Prudent navigators and thoughtful planners understand the value of complementary backups for critical systems. Do we need a back up to the Global Positioning System? Although it may be possible to revert to traditional methods of navigation and piloting such as visual bearings, combined with radar ranges plotted on a paper chart, is it practical? For small vessels, operating at low speeds, it might be feasible. For large vessels and vessels operating in restricted waters at high speeds, it may be not only impractical, but also dangerous.

New England has plenty of fog and restricted waters. Today’s Global Positioning System (GPS) units linked to chart plotters seem amazing to those who years ago were navigating from buoy to buoy, running compass courses and using their watch to time legs. For many, Loran was the first big step forward from this age old practice-we fiddled with a little box and came up with a couple of numbers that gave us a position when we transferred them to the chart. You could record the Loran readings, technically Time Differences (TDs), of a point and steam right back to it whenever you needed to night or day, clear or fog.

Now GPS and the plotter does it all for us with a pretty moving picture of the chart showing any point we want to go back to and the boat moving across the chart. Computer software even allows us to use and display the familiar TDs on the GPS and Loran lines on the plotter.

The next big improvement in navigation systems may be e-Navigation, defined by the International Association of Lighthouse Authorities as, “…the harmonised collection, integration, exchange, presentation and analysis of maritime information onboard and ashore by electronic means to enhance berth to berth navigation and related services, for safety and security at sea and protection of the marine environment.”

Improved safety for large vessels such as tankers and fast vessels such as ferries translates into less risk of expensive and environmentally hazardous collisions and strandings. E-Navigation will also enhance maritime awareness and security.

Very reliable positioning systems are essential to e-Navigation. In the past few years, the Coast Guard has invested $160 million to upgrade the Loran-C system to Enhanced Loran (eLoran) standards. Today 70 percent of the Loran C infrastructure has been upgraded. Enhanced Loran provides accuracy of about 40 feet, comparable to GPS. Enhanced Loran uses an “all in view” mode by which up to 40 signals can be received and compared and also transmits corrections as part of its signal. Modernized equipment makes it less expensive to operate than Loran-C.

 

Some have embraced eLoran as a back up for GPS, including the Navigation Authorities of the British Isles. The U.S. Department of Transportation asked the Institute for Defense Analysis of Alexandria, Va. to create an Independent Assessment Team to study the issue. This team unanimously recommended that the federal government “retain eLoran as primary backup for critical GPS Applications”
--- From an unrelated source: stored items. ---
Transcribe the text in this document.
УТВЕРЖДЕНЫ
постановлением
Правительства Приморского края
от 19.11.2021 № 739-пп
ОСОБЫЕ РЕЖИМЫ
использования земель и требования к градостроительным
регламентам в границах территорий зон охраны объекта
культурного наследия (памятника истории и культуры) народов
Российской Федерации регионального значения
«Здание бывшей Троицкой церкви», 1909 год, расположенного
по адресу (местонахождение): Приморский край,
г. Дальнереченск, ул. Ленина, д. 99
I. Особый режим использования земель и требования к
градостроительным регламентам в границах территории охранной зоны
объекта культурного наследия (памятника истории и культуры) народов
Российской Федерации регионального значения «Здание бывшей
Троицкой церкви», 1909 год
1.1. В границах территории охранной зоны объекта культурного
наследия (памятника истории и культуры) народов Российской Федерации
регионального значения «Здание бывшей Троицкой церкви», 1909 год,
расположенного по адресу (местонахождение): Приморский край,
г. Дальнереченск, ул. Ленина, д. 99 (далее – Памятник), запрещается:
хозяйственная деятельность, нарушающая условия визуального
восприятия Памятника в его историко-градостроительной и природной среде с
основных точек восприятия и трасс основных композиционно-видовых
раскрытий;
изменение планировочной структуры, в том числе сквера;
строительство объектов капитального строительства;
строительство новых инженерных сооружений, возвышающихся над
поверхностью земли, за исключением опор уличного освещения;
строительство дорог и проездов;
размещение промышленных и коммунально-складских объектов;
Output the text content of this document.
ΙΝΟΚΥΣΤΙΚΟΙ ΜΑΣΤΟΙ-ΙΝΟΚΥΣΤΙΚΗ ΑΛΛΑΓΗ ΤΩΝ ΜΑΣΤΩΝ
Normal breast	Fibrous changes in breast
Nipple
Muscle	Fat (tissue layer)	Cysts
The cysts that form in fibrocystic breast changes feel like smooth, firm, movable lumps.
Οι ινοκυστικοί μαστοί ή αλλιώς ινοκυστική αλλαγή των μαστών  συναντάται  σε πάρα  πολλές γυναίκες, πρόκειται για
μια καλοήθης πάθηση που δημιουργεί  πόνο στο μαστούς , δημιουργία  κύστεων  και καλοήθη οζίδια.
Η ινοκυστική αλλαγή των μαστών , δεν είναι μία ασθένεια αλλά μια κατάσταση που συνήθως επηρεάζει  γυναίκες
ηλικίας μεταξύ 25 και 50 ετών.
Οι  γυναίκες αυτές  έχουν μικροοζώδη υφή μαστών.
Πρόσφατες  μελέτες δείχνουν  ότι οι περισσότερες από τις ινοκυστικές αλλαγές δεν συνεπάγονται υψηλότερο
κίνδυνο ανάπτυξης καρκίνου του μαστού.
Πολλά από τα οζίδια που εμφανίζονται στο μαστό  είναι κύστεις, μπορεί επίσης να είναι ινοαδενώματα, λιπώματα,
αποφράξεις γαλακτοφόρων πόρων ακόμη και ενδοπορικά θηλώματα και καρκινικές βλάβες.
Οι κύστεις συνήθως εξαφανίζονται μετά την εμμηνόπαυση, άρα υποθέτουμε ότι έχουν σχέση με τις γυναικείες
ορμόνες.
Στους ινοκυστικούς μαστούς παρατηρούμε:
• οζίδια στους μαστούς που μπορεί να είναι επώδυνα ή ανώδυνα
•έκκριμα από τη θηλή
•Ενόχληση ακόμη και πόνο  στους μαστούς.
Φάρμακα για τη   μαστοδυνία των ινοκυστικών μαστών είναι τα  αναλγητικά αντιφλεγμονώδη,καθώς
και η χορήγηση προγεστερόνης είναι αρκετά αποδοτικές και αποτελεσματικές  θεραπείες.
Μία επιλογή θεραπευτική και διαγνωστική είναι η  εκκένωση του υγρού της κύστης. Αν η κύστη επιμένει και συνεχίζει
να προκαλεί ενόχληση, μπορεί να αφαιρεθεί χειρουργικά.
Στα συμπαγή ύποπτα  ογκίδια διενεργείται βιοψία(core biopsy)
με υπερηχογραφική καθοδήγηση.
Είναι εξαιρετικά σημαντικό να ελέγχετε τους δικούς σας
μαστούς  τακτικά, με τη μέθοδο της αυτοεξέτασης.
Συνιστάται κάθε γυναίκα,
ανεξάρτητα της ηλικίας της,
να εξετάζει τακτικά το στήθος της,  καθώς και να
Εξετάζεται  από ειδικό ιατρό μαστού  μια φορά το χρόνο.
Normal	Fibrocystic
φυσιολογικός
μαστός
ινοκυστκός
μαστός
However, the federal government is still studying the issue. LARRY ORLUSKIE 

Larry Orluskie, a Department of Homeland Security spokesperson stated that the department, through its Office of Critical Infrastructure, is once again assessing the need for GPS back up systems and formulating recommendations for candidate back-up systems. There is no deadline or specific timeline for this effort.

Orluskie did confirm that, although the system will be turned off, the Loran-C infrastructure will not be dismantled pending resolution of the GPS back up question, leaving open the possibility of eLoran economically filling that role.

Apart from marine navigation, GPS provides timing information that is used to manage the AIS (Automated Information System) now required on most commercial vessels to broadcast identity, position and movement information as well as in other applications such as ­cell phone networks, pager systems and “smart grid” electric power transmission.

Practical and robust back up for these applications insure that the amenities most Americans expect not be vulnerable to disruption if GPS were unavailable.

The worst-case scenario is that the U.S. will determine that a single GPS back up system is not needed, leaving the country vulnerable to disruption if GPS is interrupted and will not adopt eLoran, going its own way while other major maritime nations go forward with eLoran and e-Navigation. The best scenario is that eLoran is embraced and we move forward with a more robust and reliable navigation infrastructure.

Erno Bonebakker started turning cranks and matching Loran-A waves in the late 1960s, He now revels in the benefits of GPS while working on his seaman’s eye.